Epoch6 2 points 5y ago
What about stuttering? Would someone who has difficulty with speaking be less attractive?

Conversely are people who regularly practice speaking (singers, voice actors, etc) in general more attractive?

Also you seemed to be avoiding using gendered terminology, does gender not play much of a roll in attraction for you or am I just making a false connection?
modulus 3 points 5y ago
> What about stuttering? Would someone who has difficulty with speaking be less attractive?

It would be ok within reason. I would say having difficulties articulating, not being able to pronounce certain sounds or speaking in a blurry way that is hard to understand would be more of an obstacle for me than stutter.

> Conversely are people who regularly practice speaking (singers, voice actors, etc) in general more attractive?

No, but it's true some people have very pleasant voices.
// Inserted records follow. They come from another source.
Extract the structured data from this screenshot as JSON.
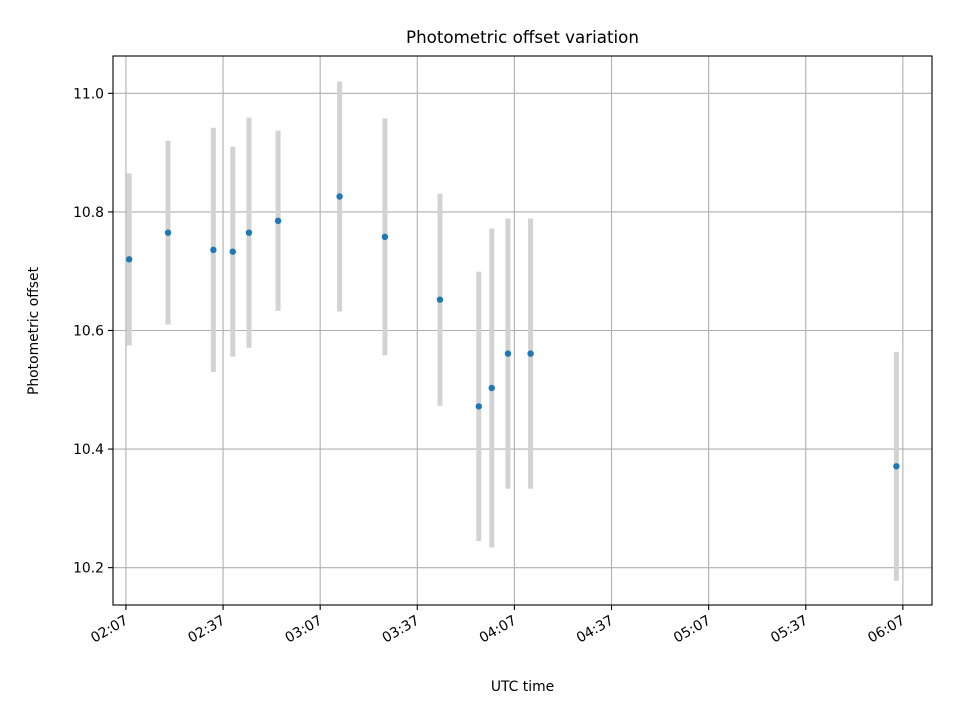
{
  "chart_data": {
    "type": "scatter",
    "title": "Photometric offset variation",
    "xlabel": "UTC time",
    "ylabel": "Photometric offset",
    "x_axis_kind": "time",
    "xlim": [
      "02:03",
      "06:16"
    ],
    "ylim": [
      10.137,
      11.063
    ],
    "grid": true,
    "x_ticks": [
      "02:07",
      "02:37",
      "03:07",
      "03:37",
      "04:07",
      "04:37",
      "05:07",
      "05:37",
      "06:07"
    ],
    "y_ticks": [
      10.2,
      10.4,
      10.6,
      10.8,
      11.0
    ],
    "y_tick_labels": [
      "10.2",
      "10.4",
      "10.6",
      "10.8",
      "11.0"
    ],
    "colors": {
      "points": "#1f77b4",
      "error_bars": "#d3d3d3",
      "grid": "#b0b0b0"
    },
    "series": [
      {
        "points": [
          {
            "x": "02:08",
            "y": 10.72,
            "ylow": 10.575,
            "yhigh": 10.865
          },
          {
            "x": "02:20",
            "y": 10.765,
            "ylow": 10.61,
            "yhigh": 10.92
          },
          {
            "x": "02:34",
            "y": 10.736,
            "ylow": 10.53,
            "yhigh": 10.942
          },
          {
            "x": "02:40",
            "y": 10.733,
            "ylow": 10.556,
            "yhigh": 10.91
          },
          {
            "x": "02:45",
            "y": 10.765,
            "ylow": 10.571,
            "yhigh": 10.959
          },
          {
            "x": "02:54",
            "y": 10.785,
            "ylow": 10.633,
            "yhigh": 10.937
          },
          {
            "x": "03:13",
            "y": 10.826,
            "ylow": 10.632,
            "yhigh": 11.02
          },
          {
            "x": "03:27",
            "y": 10.758,
            "ylow": 10.558,
            "yhigh": 10.958
          },
          {
            "x": "03:44",
            "y": 10.652,
            "ylow": 10.473,
            "yhigh": 10.831
          },
          {
            "x": "03:56",
            "y": 10.472,
            "ylow": 10.245,
            "yhigh": 10.699
          },
          {
            "x": "04:00",
            "y": 10.503,
            "ylow": 10.234,
            "yhigh": 10.772
          },
          {
            "x": "04:05",
            "y": 10.561,
            "ylow": 10.333,
            "yhigh": 10.789
          },
          {
            "x": "04:12",
            "y": 10.561,
            "ylow": 10.333,
            "yhigh": 10.789
          },
          {
            "x": "06:05",
            "y": 10.371,
            "ylow": 10.178,
            "yhigh": 10.564
          }
        ]
      }
    ]
  }
}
But the way it works for me it's something I can appreciate about a person but it doesn't condition if I'm attracted to them or not. Anyone I like I will find something to like about them.

> Also you seemed to be avoiding using gendered terminology, does gender not play much of a roll in attraction for you or am I just making a false connection?

Yes, you are correct. My attraction is not strongly gendered. Anyone whom I feel strongly attached to by close friendship is someone I could be drawn into physical intimacy with, though of course this doesn't always materialise due to lack of mutual interest.
Epoch6 2 points 5y ago
Huh, cool.

Thanks for the answer that was interesting.

I'm 89% sure you won't know the answer to this because frankly I don't know the answer to it for myself but do you remember when you first learned that guys and girls had different dangly bits/ what your thought process was?

For some reason I can't get the thought that blind people, for the most part, learn about genitals later in life than people with sight so would have a very different thought process in regards to it.

Sorry if the wording came off as rude, I just can't find better wording at the moment but I really want an answer because this is really interesting to me.
fastfinge 4 points 5y ago
There was a study posted here answering this exact question a couple years ago. However, I can't find it for the life of me. Speaking from vague memories of something I read two years ago, the conclusions were that blind people of both genders become sexually active several years later than sighted peers, largely because sex education for blind students is inaccessible and inadequate. The pictures in the textbook do nothing for us, and in most places in North America, sex education for sighted students is pretty dire as it is. Nobody is bothering to provide us with raised models of the opposite gender, or describe the pictures in detail. That would fit pretty well with my own experiences (though I did attend a Catholic school, so YMMV). I've spent 15 minutes trying to find that darn paper, with no luck! Hopefully someone else can come up with it.
modulus 1 points 5y ago
Learned that they have different bits? Fuck if I know. I must have been really tiny. Actually found out what the other gender's bits were like? That was when I was around 4 or 5. I was curious about the equipment girls had and convinced a (sighted) cousin do exchange information so to speak.
boatypoops 1 points 5y ago
Thanks for your reply! How about clothing choices, and general "style" ?
modulus 2 points 5y ago
No, I can't honestly say I care about those. There are some things that may be bothersome because they're directly annoying to the senses: tons of makeup, too much scent of whatever kind... But in terms of style as such, I don't have a response to that.
boatypoops 1 points 5y ago
Thanks for sharing your experience and giving some feedback! I personally cannot stand most overt chemical odors. So much so that people think I am trying to be "special" by being so sensitive. Very frustrating. I think in general people are very numbed out to their senses, oddly and unfortunately. The strange affects of sensory overload, perhaps.